# What's your oil Change interval - 3750mi or 7500mi?? (R50) ('04 SE 4x4)



## K03Sport (Jun 1, 2008)

Basically, what oil change interval do you do on your Pathfinder? Nissan has the 3750 or 7500, but personally I think the 3750 is too few miles and 7500 is too much for this engine. Driving is mostly city with scattered hwy.

Our SE doesn't see too much road use (wife's car) and does approx 7K-8K miles / year. So, a 3750 change interval would be 6 months and the 7500 would be about every 12. The truck usually sees normal operating temps, but doesn't do any towing or heavy 4-wheelin'.

I just did an oil change with Castrol Syntec 5w-30 (5qt bottle at Walmart - $20) and a new filter at 21,800 miles. The truck has had several oil changes prior to this, but I don't have the info in front of me (I think it has had 4 plus this one).

So, (R50) owners what oil change interval do you follow - Nissan's or your own and what oil does your beast get.

A full fluid change is probably gonna happen at 30K - trans and diffs.


----------



## 2001pathy_SE (Apr 9, 2006)

i do an oil change every 5,000 -6000 miles , i use mobil one synthetic, and i only drive the truck around 10,000 miles a year. so basically i change the oil twice a year.


----------



## NPath (Dec 12, 2004)

I've got an 06 Pathfinder and change mine about every 2100+miles (3500km). 

I bought an oil change package from nissan and get it done every 3 months. I get 4 a year, so what the hell, early changes mean clean oil. )


----------



## MattyDK23 (Nov 30, 2007)

I change the oil in my '03 every 5000km... about 3000mi. Schedule 1 in the service manual says every 6000km, but I'm just used to the 5000km/3 month adage. I suppose in the summer I could probably even follow Schedule 2 and go 12000km between changes, but I'd prefer to play it safe.

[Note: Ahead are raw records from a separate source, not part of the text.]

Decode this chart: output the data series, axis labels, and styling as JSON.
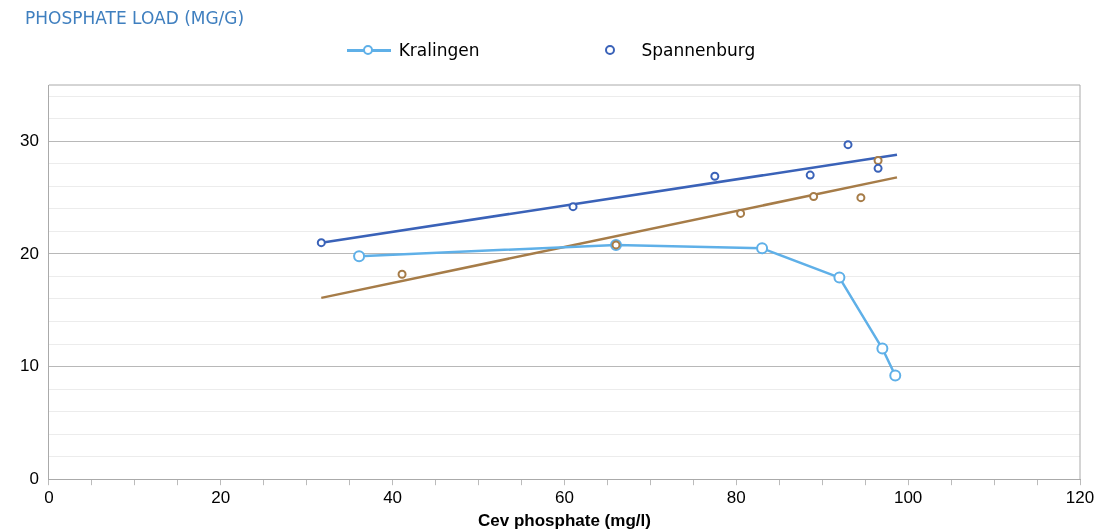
{
  "chart_data": {
    "type": "scatter",
    "annotations": [
      "PHOSPHATE LOAD (MG/G)"
    ],
    "xlabel": "Cev phosphate (mg/l)",
    "xlim": [
      0,
      120
    ],
    "xticks": [
      0,
      {
        "value": 5,
        "label": null
      },
      {
        "value": 10,
        "label": null
      },
      {
        "value": 15,
        "label": null
      },
      20,
      {
        "value": 25,
        "label": null
      },
      {
        "value": 30,
        "label": null
      },
      {
        "value": 35,
        "label": null
      },
      40,
      {
        "value": 45,
        "label": null
      },
      {
        "value": 50,
        "label": null
      },
      {
        "value": 55,
        "label": null
      },
      60,
      {
        "value": 65,
        "label": null
      },
      {
        "value": 70,
        "label": null
      },
      {
        "value": 75,
        "label": null
      },
      80,
      {
        "value": 85,
        "label": null
      },
      {
        "value": 90,
        "label": null
      },
      {
        "value": 95,
        "label": null
      },
      100,
      {
        "value": 105,
        "label": null
      },
      {
        "value": 110,
        "label": null
      },
      {
        "value": 115,
        "label": null
      },
      120
    ],
    "ylim": [
      0,
      35
    ],
    "yticks": [
      0,
      {
        "value": 2,
        "label": null
      },
      {
        "value": 4,
        "label": null
      },
      {
        "value": 6,
        "label": null
      },
      {
        "value": 8,
        "label": null
      },
      10,
      {
        "value": 12,
        "label": null
      },
      {
        "value": 14,
        "label": null
      },
      {
        "value": 16,
        "label": null
      },
      {
        "value": 18,
        "label": null
      },
      20,
      {
        "value": 22,
        "label": null
      },
      {
        "value": 24,
        "label": null
      },
      {
        "value": 26,
        "label": null
      },
      {
        "value": 28,
        "label": null
      },
      30,
      {
        "value": 32,
        "label": null
      },
      {
        "value": 34,
        "label": null
      }
    ],
    "grid": "y",
    "legend": "top",
    "marker": "circle",
    "series": [
      {
        "name": "Kralingen",
        "type": "line",
        "color": "#5fb0e8",
        "x": [
          36.1,
          66.0,
          83.0,
          92.0,
          97.0,
          98.5
        ],
        "values": [
          19.8,
          20.8,
          20.5,
          17.9,
          11.6,
          9.2
        ]
      },
      {
        "name": "Spannenburg",
        "type": "scatter",
        "color": "#3a62b8",
        "x": [
          31.7,
          61.0,
          77.5,
          88.6,
          93.0,
          96.5
        ],
        "values": [
          21.0,
          24.2,
          26.9,
          27.0,
          29.7,
          27.6
        ]
      },
      {
        "type": "scatter",
        "color": "#a67c48",
        "x": [
          41.1,
          66.0,
          80.5,
          89.0,
          94.5,
          96.5
        ],
        "values": [
          18.2,
          20.8,
          23.6,
          25.1,
          25.0,
          28.3
        ]
      },
      {
        "type": "line",
        "marker": "none",
        "color": "#3a62b8",
        "x": [
          31.7,
          98.7
        ],
        "values": [
          21.0,
          28.8
        ]
      },
      {
        "type": "line",
        "marker": "none",
        "color": "#a67c48",
        "x": [
          31.7,
          98.7
        ],
        "values": [
          16.1,
          26.8
        ]
      }
    ]
  }
}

One thing I never understood, though... in the '01 and '02 owners manuals, it says synthetic oil is OK. '03 and '04 says not to use synthetic. What changed between 02 and 03? Regardless, I just use dino oil -- Quaker State High Mileage last change.


----------



## K03Sport (Jun 1, 2008)

> One thing I never understood, though... in the '01 and '02 owners manuals, it says synthetic oil is OK. '03 and '04 says not to use synthetic. What changed between 02 and 03? Regardless, I just use dino oil -- Quaker State High Mileage last change.

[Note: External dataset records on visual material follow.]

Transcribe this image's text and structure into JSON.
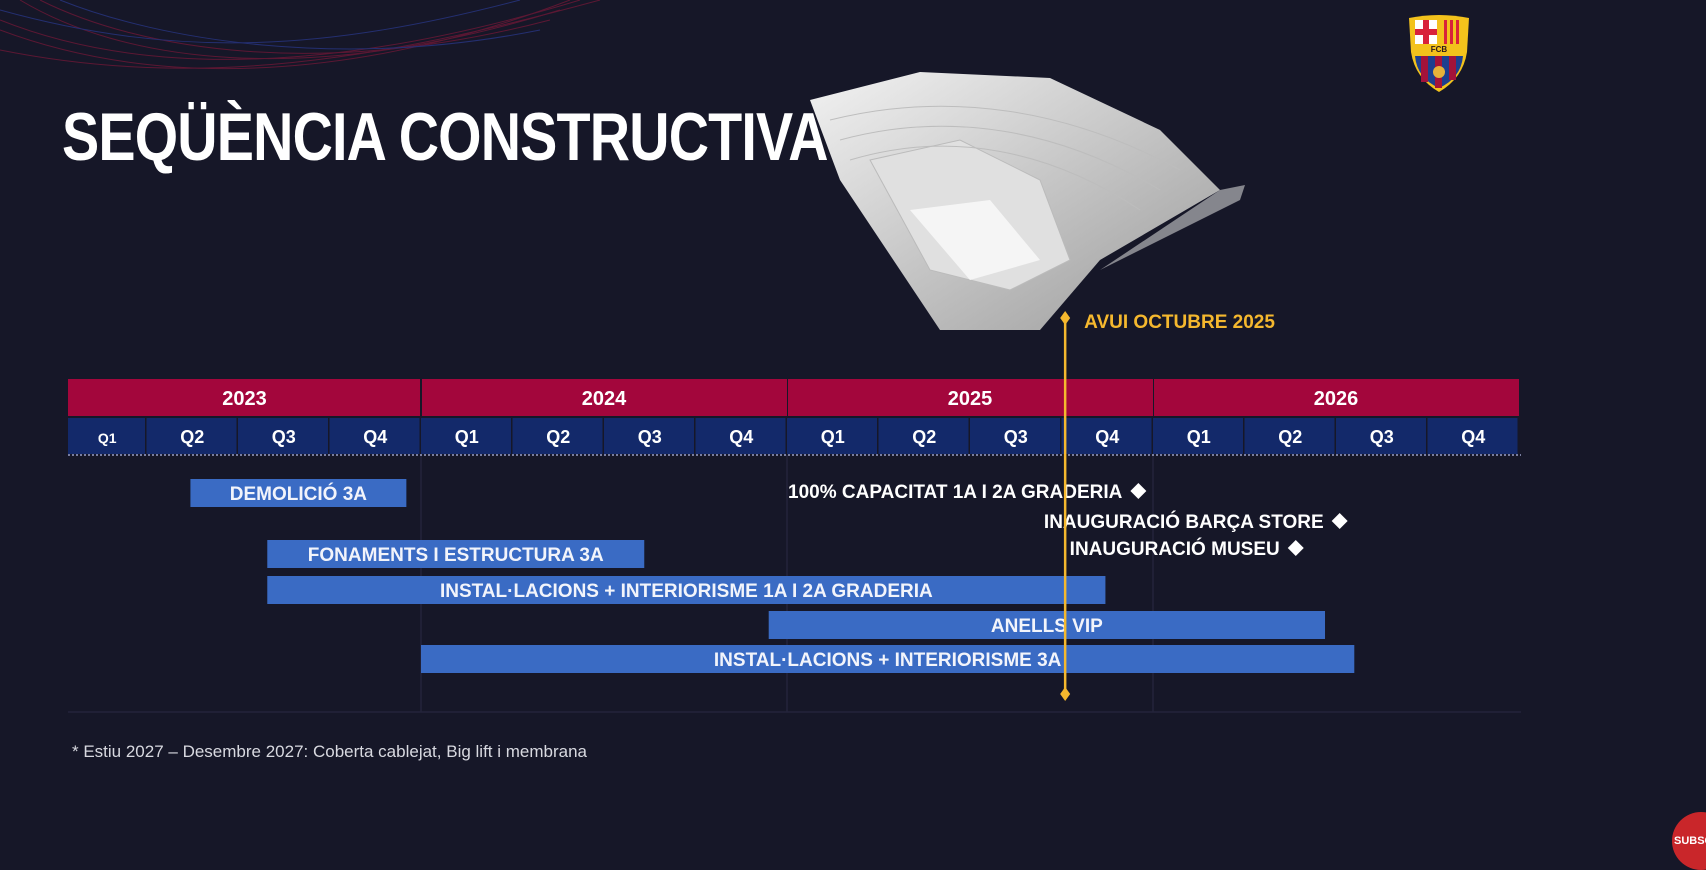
{
  "slide": {
    "title": "SEQÜÈNCIA CONSTRUCTIVA",
    "footnote": "* Estiu 2027 – Desembre 2027: Coberta cablejat, Big lift i membrana",
    "logo_text": "FCB",
    "subscribe_label": "SUBSCRIBE"
  },
  "colors": {
    "background": "#161728",
    "year_band": "#a3063c",
    "quarter_band": "#13296a",
    "bar": "#3a6bc4",
    "today_line": "#f5b82e",
    "milestone": "#ffffff"
  },
  "chart_data": {
    "type": "gantt",
    "x_unit": "year",
    "xlim": [
      2023.0,
      2027.0
    ],
    "years": [
      "2023",
      "2024",
      "2025",
      "2026"
    ],
    "quarters": [
      "Q1",
      "Q2",
      "Q3",
      "Q4"
    ],
    "today": {
      "label": "AVUI OCTUBRE 2025",
      "date": 2025.76
    },
    "tasks": [
      {
        "label": "DEMOLICIÓ 3A",
        "start": 2023.37,
        "end": 2023.96
      },
      {
        "label": "FONAMENTS I ESTRUCTURA 3A",
        "start": 2023.58,
        "end": 2024.61
      },
      {
        "label": "INSTAL·LACIONS + INTERIORISME 1A I 2A GRADERIA",
        "start": 2023.58,
        "end": 2025.87
      },
      {
        "label": "ANELLS VIP",
        "start": 2024.95,
        "end": 2026.47
      },
      {
        "label": "INSTAL·LACIONS + INTERIORISME 3A",
        "start": 2024.0,
        "end": 2026.55
      }
    ],
    "milestones": [
      {
        "label": "100% CAPACITAT 1A I 2A GRADERIA",
        "date": 2025.96
      },
      {
        "label": "INAUGURACIÓ BARÇA STORE",
        "date": 2026.51
      },
      {
        "label": "INAUGURACIÓ MUSEU",
        "date": 2026.39
      }
    ],
    "grid": true
  }
}
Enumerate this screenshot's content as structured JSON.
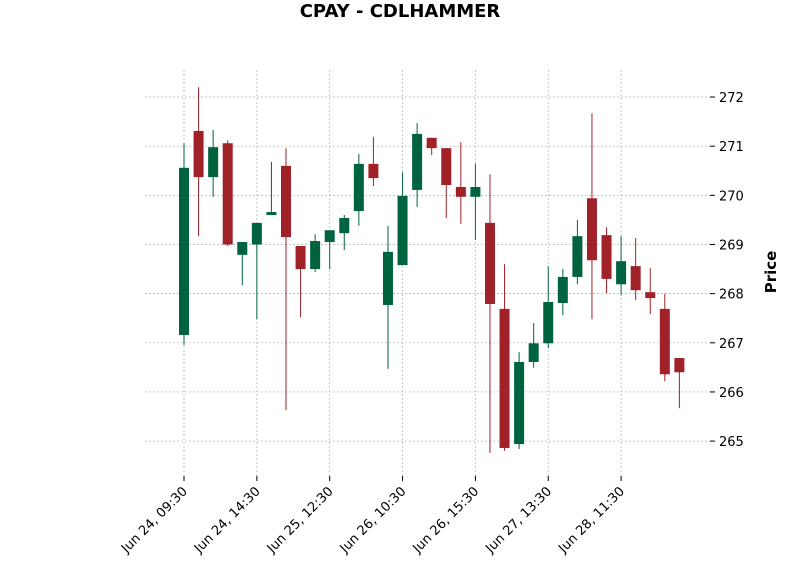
{
  "chart_data": {
    "type": "candlestick",
    "title": "CPAY - CDLHAMMER",
    "y_label": "Price",
    "categories": [
      "Jun 24, 09:30",
      null,
      null,
      null,
      null,
      "Jun 24, 14:30",
      null,
      null,
      null,
      null,
      "Jun 25, 12:30",
      null,
      null,
      null,
      null,
      "Jun 26, 10:30",
      null,
      null,
      null,
      null,
      "Jun 26, 15:30",
      null,
      null,
      null,
      null,
      "Jun 27, 13:30",
      null,
      null,
      null,
      null,
      "Jun 28, 11:30",
      null,
      null,
      null,
      null
    ],
    "open": [
      267.16,
      271.31,
      270.37,
      271.06,
      268.79,
      269.0,
      269.6,
      270.6,
      268.97,
      268.5,
      269.05,
      269.23,
      269.68,
      270.64,
      267.77,
      268.58,
      270.11,
      271.17,
      270.96,
      270.17,
      269.97,
      269.44,
      267.69,
      264.94,
      266.61,
      266.99,
      267.81,
      268.34,
      269.94,
      269.19,
      268.19,
      268.56,
      268.03,
      267.69,
      266.69
    ],
    "high": [
      271.06,
      272.2,
      271.33,
      271.12,
      269.05,
      269.44,
      270.68,
      270.96,
      268.97,
      269.21,
      269.29,
      269.6,
      270.84,
      271.19,
      269.38,
      270.47,
      271.47,
      271.17,
      270.96,
      271.08,
      270.64,
      270.43,
      268.6,
      266.81,
      267.4,
      268.56,
      268.5,
      269.5,
      271.67,
      269.35,
      269.17,
      269.13,
      268.52,
      268.0,
      266.69
    ],
    "low": [
      266.95,
      269.17,
      269.97,
      268.97,
      268.17,
      267.48,
      269.6,
      265.63,
      267.52,
      268.44,
      268.5,
      268.89,
      269.38,
      270.19,
      266.47,
      268.58,
      269.76,
      270.82,
      269.54,
      269.42,
      269.09,
      264.76,
      264.8,
      264.84,
      266.49,
      266.89,
      267.56,
      268.19,
      267.48,
      268.01,
      267.97,
      267.87,
      267.58,
      266.22,
      265.67
    ],
    "close": [
      270.56,
      270.37,
      270.98,
      269.0,
      269.05,
      269.44,
      269.66,
      269.15,
      268.5,
      269.07,
      269.29,
      269.54,
      270.64,
      270.35,
      268.85,
      269.99,
      271.25,
      270.96,
      270.21,
      269.97,
      270.17,
      267.79,
      264.86,
      266.61,
      266.99,
      267.83,
      268.34,
      269.17,
      268.68,
      268.3,
      268.66,
      268.07,
      267.91,
      266.36,
      266.4
    ],
    "up_color": "#006340",
    "down_color": "#a02128",
    "ylim": [
      264.29,
      272.55
    ],
    "yticks": [
      265,
      266,
      267,
      268,
      269,
      270,
      271,
      272
    ],
    "grid": true
  }
}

Good question...the only possible reason could be the seal(s) or type of seals used in the engine. I think putting sythetic in early and staying with synthetic shouldn't cause any harm.

However, switching to a full synthetic on an engine with lots of miles or km may cause leaks around some of the engine seals.

Living in some cold environments, I'm not too thrilled to run a standard oil so the sythetic just gives me the warm fuzzies. When in AK, every car got Mobil 1 0w-40, mainly for piece of mind.

Putting in dino juice for the schedule1 (3750mi) service probably isn't any big deal, but and extended service drain, schedule 2 (7500mi) I would think that a sythetic is a must especially with a V6. 

Gratned I'm not an engine engineer, but recommending not to use a sythetic seems a bit odd. Porsche and M-B both come from the factory with Mobil1 in the oil pan and they run V6 and H6 motors of similear output and displacement.


----------